Why does the government create trade barriers?
If trade barriers hurt the average worker in an economy (due to lower wages), why does the government create trade barriers?
When a country imposes trade barriers, it’s either for the betterment or loss in exchange for something. In protectionism, countries just reshuffle jobs from different industries but do not create more jobs. In order to “save” jobs, countries will prioritize and specialize those industries that do have a comparative advantage to produce supposed higher revenue and by doing so, they would have to reduce wages to match productivity. However, this may include both gains to workers in certain jobs and industries and losses to others. Moreover, its restrictions to import will lead to higher-priced of goods for consumers as there will be fewer options to be offered and competition between other countries will be reduced as well as lowers the demand for a certain product. With this continuous lowering of sales, it will eventually greatly affect the labor employment as well as their wages. It will result in insufficient labor production as the industries will prefer more skilled workers over average workers to produce the products that they are best at or have specialized with.
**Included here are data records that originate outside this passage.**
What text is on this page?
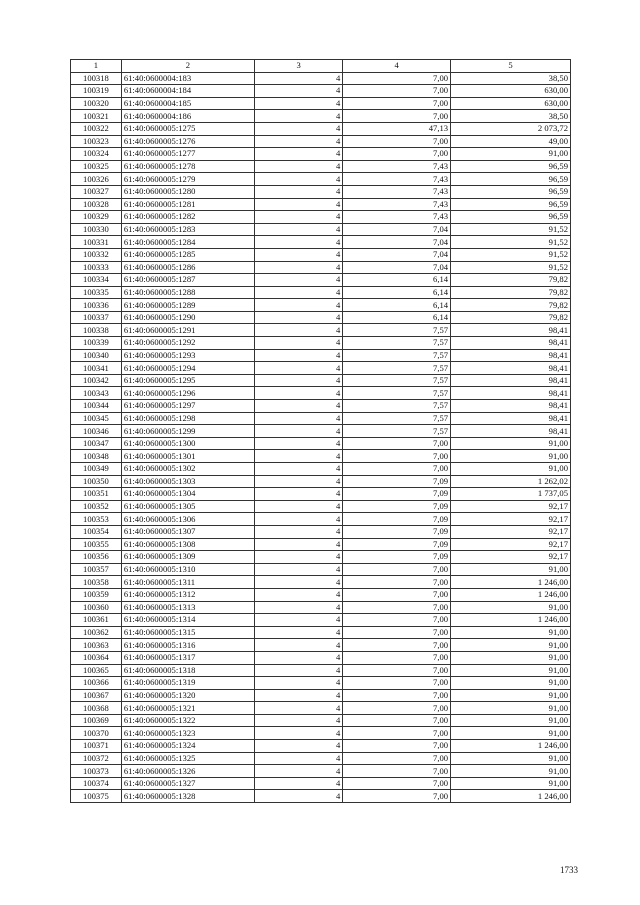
1	2	3	4	5
100318	61:40:0600004:183	4	7,00	38,50
100319	61:40:0600004:184	4	7,00	630,00
100320	61:40:0600004:185	4	7,00	630,00
100321	61:40:0600004:186	4	7,00	38,50
100322	61:40:0600005:1275	4	47,13	2 073,72
100323	61:40:0600005:1276	4	7,00	49,00
100324	61:40:0600005:1277	4	7,00	91,00
100325	61:40:0600005:1278	4	7,43	96,59
100326	61:40:0600005:1279	4	7,43	96,59
100327	61:40:0600005:1280	4	7,43	96,59
100328	61:40:0600005:1281	4	7,43	96,59
100329	61:40:0600005:1282	4	7,43	96,59
100330	61:40:0600005:1283	4	7,04	91,52
100331	61:40:0600005:1284	4	7,04	91,52
100332	61:40:0600005:1285	4	7,04	91,52
100333	61:40:0600005:1286	4	7,04	91,52
100334	61:40:0600005:1287	4	6,14	79,82
100335	61:40:0600005:1288	4	6,14	79,82
100336	61:40:0600005:1289	4	6,14	79,82
100337	61:40:0600005:1290	4	6,14	79,82
100338	61:40:0600005:1291	4	7,57	98,41
100339	61:40:0600005:1292	4	7,57	98,41
100340	61:40:0600005:1293	4	7,57	98,41
100341	61:40:0600005:1294	4	7,57	98,41
100342	61:40:0600005:1295	4	7,57	98,41
100343	61:40:0600005:1296	4	7,57	98,41
100344	61:40:0600005:1297	4	7,57	98,41
100345	61:40:0600005:1298	4	7,57	98,41
100346	61:40:0600005:1299	4	7,57	98,41
100347	61:40:0600005:1300	4	7,00	91,00
100348	61:40:0600005:1301	4	7,00	91,00
100349	61:40:0600005:1302	4	7,00	91,00
100350	61:40:0600005:1303	4	7,09	1 262,02
100351	61:40:0600005:1304	4	7,09	1 737,05
100352	61:40:0600005:1305	4	7,09	92,17
100353	61:40:0600005:1306	4	7,09	92,17
100354	61:40:0600005:1307	4	7,09	92,17
100355	61:40:0600005:1308	4	7,09	92,17
100356	61:40:0600005:1309	4	7,09	92,17
100357	61:40:0600005:1310	4	7,00	91,00
100358	61:40:0600005:1311	4	7,00	1 246,00
100359	61:40:0600005:1312	4	7,00	1 246,00
100360	61:40:0600005:1313	4	7,00	91,00
100361	61:40:0600005:1314	4	7,00	1 246,00
100362	61:40:0600005:1315	4	7,00	91,00
100363	61:40:0600005:1316	4	7,00	91,00
100364	61:40:0600005:1317	4	7,00	91,00
100365	61:40:0600005:1318	4	7,00	91,00
100366	61:40:0600005:1319	4	7,00	91,00
100367	61:40:0600005:1320	4	7,00	91,00
100368	61:40:0600005:1321	4	7,00	91,00
100369	61:40:0600005:1322	4	7,00	91,00
100370	61:40:0600005:1323	4	7,00	91,00
100371	61:40:0600005:1324	4	7,00	1 246,00
100372	61:40:0600005:1325	4	7,00	91,00
100373	61:40:0600005:1326	4	7,00	91,00
100374	61:40:0600005:1327	4	7,00	91,00
100375	61:40:0600005:1328	4	7,00	1 246,00
1733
In addition, as there are no other emerging markets within the country and there is no competition between countries, thus, this lowers more the need for average workers. In a nutshell, workers who can produce more will be more desirable to employers, which will shift the demand for their labor out to the right, and increase wages in the labor market. By contrast, barriers to trade will reduce the average level of wages in an economy. Therefore, the government creates trade barriers even though it hurts the average worker is because they gain extra revenue from tariffs (which is a tax on imports) and on other supposed protections for their country. Trade barriers protect domestic products to be more competitive than imported products and make the latter less attractive to the consumers and reduce foreign competition. However, those benefits that the country is getting seem to be in favor of them than to its consumers. The supposed to be protection seems to have an anomaly on the process and thus the solutions they choose for the problems are only for the short run and do not benefit the consumers or workers but hurt them instead.
This is probably true for some countries or regions in the world. But for some, the most successful ones, one of the causes of their success are the trade barriers and tariffs that have been levied on cheap foreign products. There are other forms though, like imposing quality standards on products. So to say that in the long run all trade barriers as you call them (in fact they're protection mechanisms to protect domestic economies) are bad for consumers and prices is incorrect imho.